More Than 8,000 Migrants Rescued in Mediterranean and Brought to Italy Over Easter Long Weekend
Nick Squire, Telegraph, April 18, 2017
More than 8,000 migrants were rescued in the Mediterranean and brought to Italy in the space of just three days over Easter, as Italian politicians denounced the exodus as a racket that should be stopped as quickly as possible.
Nearly 8,500 asylum seekers were saved from dinghies and ex-fishing boats by the Italian coast guard, Frontex, the EU’s border patrol agency, and humanitarian NGOs operating rescue vessels.
It was a huge number, even by the standards of the relentless flow of migrants and refugees who regularly depart from the coast of Libya with the hope of reaching Europe.
The bodies of 13 migrants were recovered, including that of an eight-year-old boy who drowned. The spate of operations boosted the total number of rescues in the central Mediterranean so far this year to nearly 36,000.
The departure of so many boats was prompted in part by calm weather conditions, but also by concern among smugglers that EU efforts to beef up the Libyan coast guard may soon make it harder for them to operate.
“When 8,500 illegal immigrants arrive in three days, it’s clear that it is all organised,” said Matteo Salvini, the leader of the Right-wing Northern League political party.
Mr Salvini said he intended to sue the Italian government, as well as NGOs which rescue migrants at sea, for “favouring clandestine immigration”. The Northern League leader said: “It is quite clear that clandestine immigration is being organised. So we’ve decided to sue the government and the commanders of the navy and coast guard”.
If arrivals continue at this pace, 2017 could be a record year for migrants reaching Italy, outstripping even last year, when 181,000 were rescued and brought to Italian shores. Rescuing, processing and accommodating the asylum seekers is likely to cost the government 4.6 billion euros – a billion euros more than in 2016.

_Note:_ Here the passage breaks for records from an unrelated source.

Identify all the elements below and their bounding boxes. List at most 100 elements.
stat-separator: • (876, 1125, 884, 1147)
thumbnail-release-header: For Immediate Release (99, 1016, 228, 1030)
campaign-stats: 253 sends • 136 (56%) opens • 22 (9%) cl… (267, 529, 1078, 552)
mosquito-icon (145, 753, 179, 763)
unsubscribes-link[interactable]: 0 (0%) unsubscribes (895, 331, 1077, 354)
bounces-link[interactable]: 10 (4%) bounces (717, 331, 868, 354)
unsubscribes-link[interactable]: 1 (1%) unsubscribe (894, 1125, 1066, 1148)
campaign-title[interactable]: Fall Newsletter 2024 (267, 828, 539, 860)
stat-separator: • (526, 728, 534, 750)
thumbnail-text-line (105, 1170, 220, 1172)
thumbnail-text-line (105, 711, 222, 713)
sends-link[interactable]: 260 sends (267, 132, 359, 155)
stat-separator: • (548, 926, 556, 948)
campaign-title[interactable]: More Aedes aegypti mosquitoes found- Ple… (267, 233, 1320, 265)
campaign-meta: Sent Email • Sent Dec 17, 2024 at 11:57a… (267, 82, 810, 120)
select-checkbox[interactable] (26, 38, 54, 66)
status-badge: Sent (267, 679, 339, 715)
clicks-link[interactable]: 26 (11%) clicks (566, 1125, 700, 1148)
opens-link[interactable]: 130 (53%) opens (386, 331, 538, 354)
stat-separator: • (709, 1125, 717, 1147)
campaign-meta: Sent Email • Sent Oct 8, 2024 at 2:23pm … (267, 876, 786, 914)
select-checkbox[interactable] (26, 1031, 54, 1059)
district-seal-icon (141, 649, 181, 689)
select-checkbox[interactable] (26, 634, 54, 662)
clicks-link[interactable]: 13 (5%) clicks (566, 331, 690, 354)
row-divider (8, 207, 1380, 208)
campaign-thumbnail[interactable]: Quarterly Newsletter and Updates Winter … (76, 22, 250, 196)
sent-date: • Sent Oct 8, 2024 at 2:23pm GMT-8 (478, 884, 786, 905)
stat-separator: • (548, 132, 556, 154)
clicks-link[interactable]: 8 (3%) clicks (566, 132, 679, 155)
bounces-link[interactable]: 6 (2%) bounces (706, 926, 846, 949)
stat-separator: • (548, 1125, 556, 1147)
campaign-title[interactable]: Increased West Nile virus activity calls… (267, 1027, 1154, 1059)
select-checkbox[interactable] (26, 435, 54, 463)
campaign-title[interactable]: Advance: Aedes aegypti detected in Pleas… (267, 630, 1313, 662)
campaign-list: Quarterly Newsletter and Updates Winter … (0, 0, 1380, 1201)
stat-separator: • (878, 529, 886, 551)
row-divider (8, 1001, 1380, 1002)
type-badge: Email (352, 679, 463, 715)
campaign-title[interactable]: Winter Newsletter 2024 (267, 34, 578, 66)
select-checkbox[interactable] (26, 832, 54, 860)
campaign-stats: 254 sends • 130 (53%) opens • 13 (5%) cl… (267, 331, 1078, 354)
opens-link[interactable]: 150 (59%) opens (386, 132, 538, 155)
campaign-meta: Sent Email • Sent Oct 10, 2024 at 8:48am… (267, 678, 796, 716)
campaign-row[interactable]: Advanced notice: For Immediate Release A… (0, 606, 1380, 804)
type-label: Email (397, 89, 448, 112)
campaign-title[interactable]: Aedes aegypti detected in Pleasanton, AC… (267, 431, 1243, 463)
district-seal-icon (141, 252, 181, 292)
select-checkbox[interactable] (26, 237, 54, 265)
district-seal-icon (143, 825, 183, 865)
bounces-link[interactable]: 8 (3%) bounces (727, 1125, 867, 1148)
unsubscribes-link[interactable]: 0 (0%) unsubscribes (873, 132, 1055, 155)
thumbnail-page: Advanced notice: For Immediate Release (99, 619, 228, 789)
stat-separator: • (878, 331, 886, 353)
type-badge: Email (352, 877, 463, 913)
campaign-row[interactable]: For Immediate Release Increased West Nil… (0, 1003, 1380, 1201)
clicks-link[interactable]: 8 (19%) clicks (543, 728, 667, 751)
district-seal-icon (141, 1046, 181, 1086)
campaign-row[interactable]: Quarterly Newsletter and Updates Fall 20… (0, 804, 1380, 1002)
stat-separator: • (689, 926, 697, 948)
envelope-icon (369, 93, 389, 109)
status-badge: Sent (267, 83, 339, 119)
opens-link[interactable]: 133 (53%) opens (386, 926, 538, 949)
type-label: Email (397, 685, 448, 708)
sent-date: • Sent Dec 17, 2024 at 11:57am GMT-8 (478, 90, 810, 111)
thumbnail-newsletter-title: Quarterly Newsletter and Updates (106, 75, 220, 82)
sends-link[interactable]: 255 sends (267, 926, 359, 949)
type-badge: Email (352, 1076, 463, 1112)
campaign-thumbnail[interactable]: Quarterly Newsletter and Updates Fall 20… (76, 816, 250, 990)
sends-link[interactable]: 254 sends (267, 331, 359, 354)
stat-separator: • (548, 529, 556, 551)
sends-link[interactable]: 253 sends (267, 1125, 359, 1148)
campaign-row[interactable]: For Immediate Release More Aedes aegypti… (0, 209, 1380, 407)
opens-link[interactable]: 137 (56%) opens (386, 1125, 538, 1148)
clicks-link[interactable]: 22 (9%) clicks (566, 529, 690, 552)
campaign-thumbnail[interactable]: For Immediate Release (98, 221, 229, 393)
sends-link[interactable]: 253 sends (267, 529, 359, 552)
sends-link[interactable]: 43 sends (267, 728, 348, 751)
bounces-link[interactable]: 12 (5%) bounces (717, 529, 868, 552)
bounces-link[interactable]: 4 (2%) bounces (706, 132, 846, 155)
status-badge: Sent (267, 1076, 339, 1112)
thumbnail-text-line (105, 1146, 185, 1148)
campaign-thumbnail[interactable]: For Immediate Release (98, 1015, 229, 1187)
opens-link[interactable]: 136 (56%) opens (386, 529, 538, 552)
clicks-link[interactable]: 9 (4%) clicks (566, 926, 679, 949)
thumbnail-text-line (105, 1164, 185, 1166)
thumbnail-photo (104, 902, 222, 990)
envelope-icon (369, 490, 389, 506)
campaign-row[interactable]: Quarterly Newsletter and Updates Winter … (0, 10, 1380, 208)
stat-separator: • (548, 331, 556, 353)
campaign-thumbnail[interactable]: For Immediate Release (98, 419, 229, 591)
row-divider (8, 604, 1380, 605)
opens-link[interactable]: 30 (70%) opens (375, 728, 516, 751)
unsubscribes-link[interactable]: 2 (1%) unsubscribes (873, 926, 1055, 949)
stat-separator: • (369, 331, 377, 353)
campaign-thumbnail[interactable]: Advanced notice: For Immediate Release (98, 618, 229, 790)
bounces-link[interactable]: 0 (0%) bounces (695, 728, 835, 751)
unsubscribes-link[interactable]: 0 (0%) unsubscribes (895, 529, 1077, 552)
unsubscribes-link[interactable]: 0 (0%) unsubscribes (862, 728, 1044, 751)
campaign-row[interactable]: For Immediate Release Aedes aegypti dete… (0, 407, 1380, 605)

The government says it has little choice but to rescue the migrants, but critics say that trafficking gangs in Libya have come to depend on Italian, EU and NGO vessels deployed in the Mediterranean as a free taxi service.
Smugglers launch boats packed with migrants from Libyan beaches with little fuel and cheap outboard engines, knowing full well that they are likely to be rescued once they reach international waters.
“Thousands more people who don’t have the right to come to Italy, reaching our shores,” said Maurizio Gasparri, an MP from Silvio Berlusconi’s centre-Right Forza Italia party. “A catastrophe, the fault of the (governing) Democratic Party.”
Paolo Romani, another MP from Forza Italia, accused the Italian, British, French and German NGOs operating in the Mediterranean of “incentivising human trafficking” – a charge that organisations such as Medecins Sans Frontieres strongly deny, arguing that migrants will try to reach Italy regardless.
The majority come from West African countries such as Mali, Gambia, Ivory Coast, Nigeria and Guinea, as well as from other countries such as Bangladesh. They are classed as economic migrants, rather than refugees fleeing conflict.
At least 900 migrants have died while trying to reach Europe by sea so far this year. The International Organisation of Migration reported earlier this month that growing numbers of African migrants passing through Libya are traded in what they call “slave markets” before being held for ransom, forced labour or sexual exploitation.
“So there’s a full-on economy of trafficking or trading in migrants who think they are going to a better life in Europe and end up effectively in a gulag of exploitation,” IOM spokesman Leonard Doyle told a briefing in Geneva.